Their eventual destination was the recording studios of the Chateau D'Herouville where other British artists had recorded in the past. Their plan was to do something that had not been done up to that point; record a double concept album. It may have been something of a bugbear with them given that people had criticised their previous album, Thick As A Brick, as being a bunch of songs strung together and that the album before that, Aqualung, was criticised as being a concept album even though it was comprised of completely separate songs. To this end, therefore, they took up residence and started on their longest work. Untitled, it managed to grow to a sizeable amount, enough to fill three sides of an album before poor conditions, poor health and various other problems caused them to bundle up the tapes and head back home to the more familiar surroundings of Morgan Studios to record what would become A Passion Play. While some of the Chateau material would be reused in this album, the length was drastically cut back though some ideas survived; for example the bridging piece between the two sides, The Hare Who Lost His Spectacles narrated by Jeffrey Hammond-Hammond, was very reminiscent of some of the ideas from the third Chateau tape. The album as a whole was not well received by critics though it still retains a good following amongst fans.
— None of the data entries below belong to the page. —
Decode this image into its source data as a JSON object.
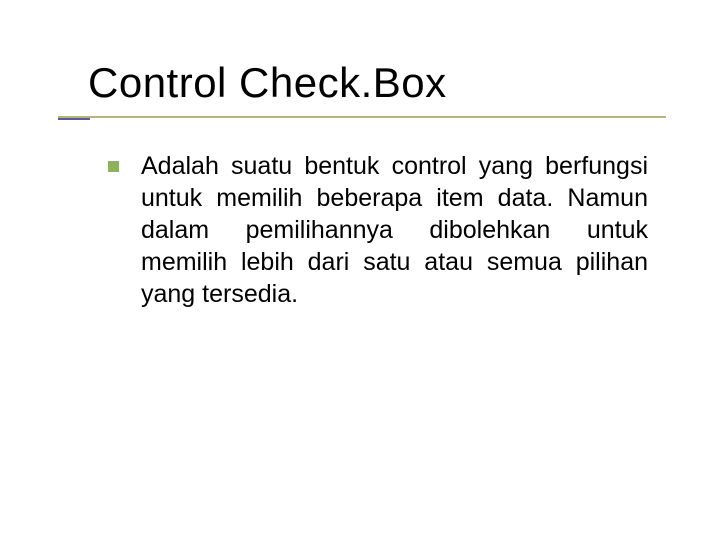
{
  "slide": {
    "title": "Control Check.Box",
    "bullets": [
      "Adalah suatu bentuk control yang berfungsi untuk memilih beberapa item data. Namun dalam pemilihannya dibolehkan untuk memilih lebih dari satu atau semua pilihan yang tersedia."
    ]
  }
}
This is a dual DVD and dual CD release featuring the original tracks as well as extra bits and pieces including, for the first time on an official release, the complete Chateau D'Isaster Tapes with all parts restored, in the order on the tape and minus the extra bits that featured previously on Nightcap and the 20th Anniversary releases. The CD releases are mixed by Steven Wilson and though that is a little annoying on the main album version, it does work out very well on the Chateau CD. A flat version features on the DVDs as well as the stage film of the Hare which I last recall seeing on the 25th Anniversary VHS tape. The whole thing also comes with a detailed book recalling the whole period around the flight from the taxman and the disaster that befell Tull before they returned to face the music.

Overall a very interesting release giving insight into Tull at the time and certainly worth the money.